What 200 Million Health Records Can Tell Us
I work with a dataset of over 200 million de-identified patient records at UChicago, spanning years of diagnoses, procedures, and prescriptions. The goal of the work is to find structure in this data, specifically which diseases tend to follow other diseases, whether birth order is associated with health outcomes across the phenome, and how moving to a different environment changes your disease risk over time. These are the main projects I have been involved in.
The scale is what makes it possible. A lot of epidemiological studies are underpowered for rare conditions or subtle effects. When you have nine figures of patients, you can start asking questions that would be unanswerable in a cohort of a few thousand. I find this to be one of the most interesting aspects of the work. However, scale also introduces its own problems. Artifacts in billing codes can look like biological signal. Administrative patterns can masquerade as disease clusters. I have found that you have to be constantly skeptical of your own results, which is harder in practice than it sounds when you have a finding that looks clean and statistically significant.

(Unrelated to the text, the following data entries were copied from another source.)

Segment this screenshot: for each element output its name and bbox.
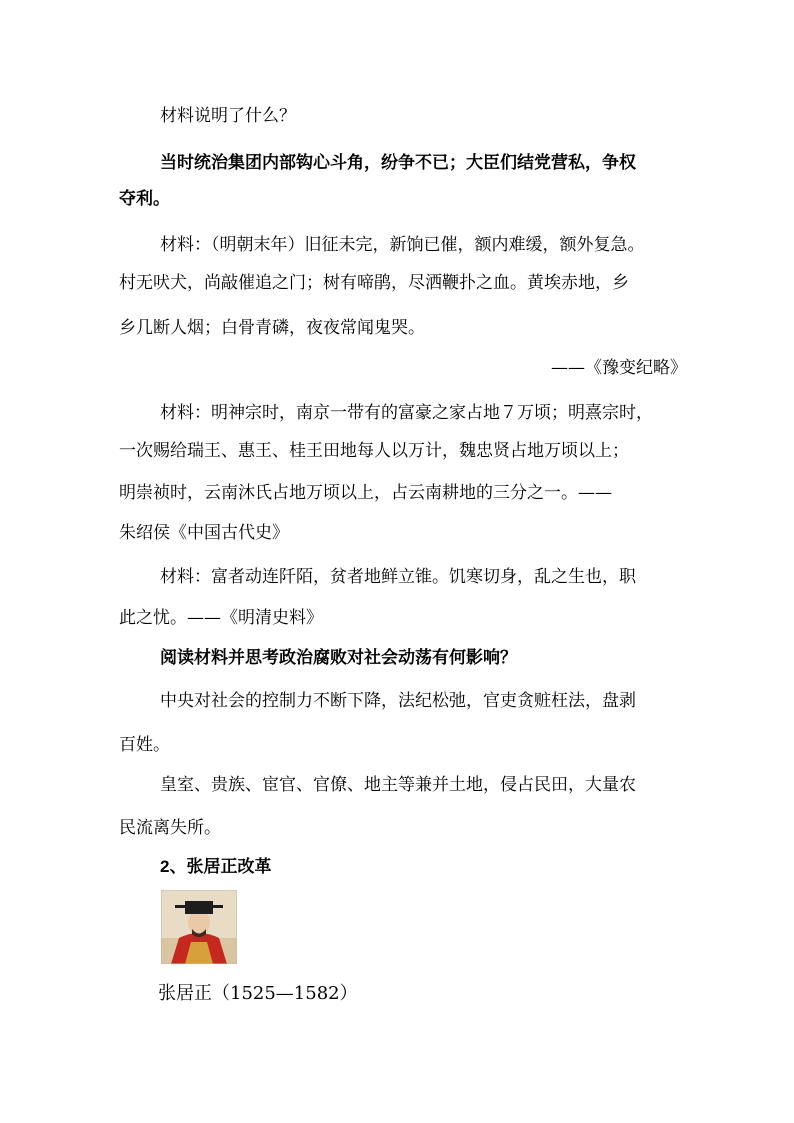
material-text-2: 材料：明神宗时，南京一带有的富豪之家占地７万顷；明熹宗时， [160, 403, 653, 423]
material-text-3-cont: 此之忧。——《明清史料》 [119, 608, 323, 628]
material-text-2-cont: 明崇祯时，云南沐氏占地万顷以上，占云南耕地的三分之一。—— [119, 483, 612, 503]
answer-point-2-cont: 民流离失所。 [119, 818, 221, 838]
section-heading: 2、张居正改革 [160, 857, 272, 876]
portrait-image-icon [161, 890, 237, 964]
answer-point-1: 中央对社会的控制力不断下降，法纪松弛，官吏贪赃枉法，盘剥 [160, 691, 636, 711]
material-text-2-cont: 一次赐给瑞王、惠王、桂王田地每人以万计，魏忠贤占地万顷以上； [119, 441, 629, 461]
material-text-3: 材料：富者动连阡陌，贫者地鲜立锥。饥寒切身，乱之生也，职 [160, 567, 636, 587]
answer-text-cont: 夺利。 [119, 189, 170, 209]
material-text-1-cont: 村无吠犬，尚敲催追之门；树有啼鹃，尽洒鞭扑之血。黄埃赤地，乡 [119, 273, 629, 293]
material-text-1-cont: 乡几断人烟；白骨青磷，夜夜常闻鬼哭。 [119, 318, 425, 338]
material-text-1: 材料：（明朝末年）旧征未完，新饷已催，额内难缓，额外复急。 [160, 235, 645, 255]
answer-point-1-cont: 百姓。 [119, 735, 170, 755]
answer-point-2: 皇室、贵族、宦官、官僚、地主等兼并土地，侵占民田，大量农 [160, 775, 636, 795]
portrait-caption: 张居正（1525—1582） [158, 983, 358, 1004]
material-source-2: 朱绍侯《中国古代史》 [119, 523, 289, 543]
zhang-juzheng-portrait [161, 890, 237, 964]
question-text: 材料说明了什么？ [160, 106, 296, 126]
reading-question: 阅读材料并思考政治腐败对社会动荡有何影响？ [160, 648, 517, 668]
answer-text: 当时统治集团内部钩心斗角，纷争不已；大臣们结党营私，争权 [160, 153, 636, 173]
material-source-1: ——《豫变纪略》 [551, 358, 687, 378]
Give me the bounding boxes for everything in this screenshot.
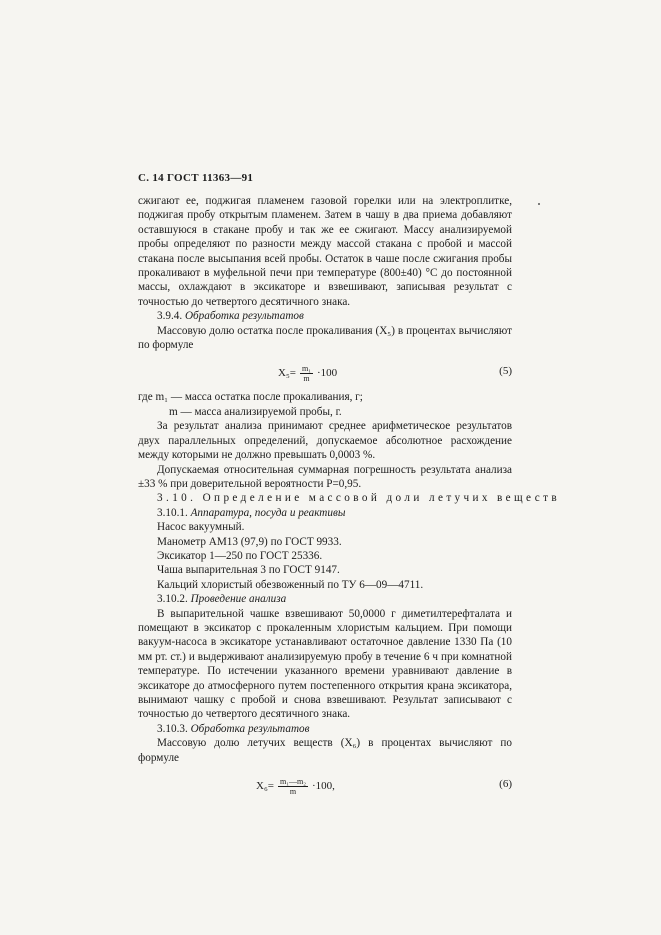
- list-item: Насос вакуумный.: [157, 521, 245, 534]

One thing I have noticed from this work is that the disease pairs that surprised us the most in our trajectory analysis were the ones that sent us back to the literature. More often than not, there was a biological mechanism we had not considered. This was useful as a validation of the approach, however it also meant that the results which confirmed our priors were less informative than the ones that did not.
I will write more about specific projects as they get closer to publication. Claims data is not as well known as genomics in computational biology, however I believe it is one of the most underutilized resources in biomedical research, and I think more people should be working with it.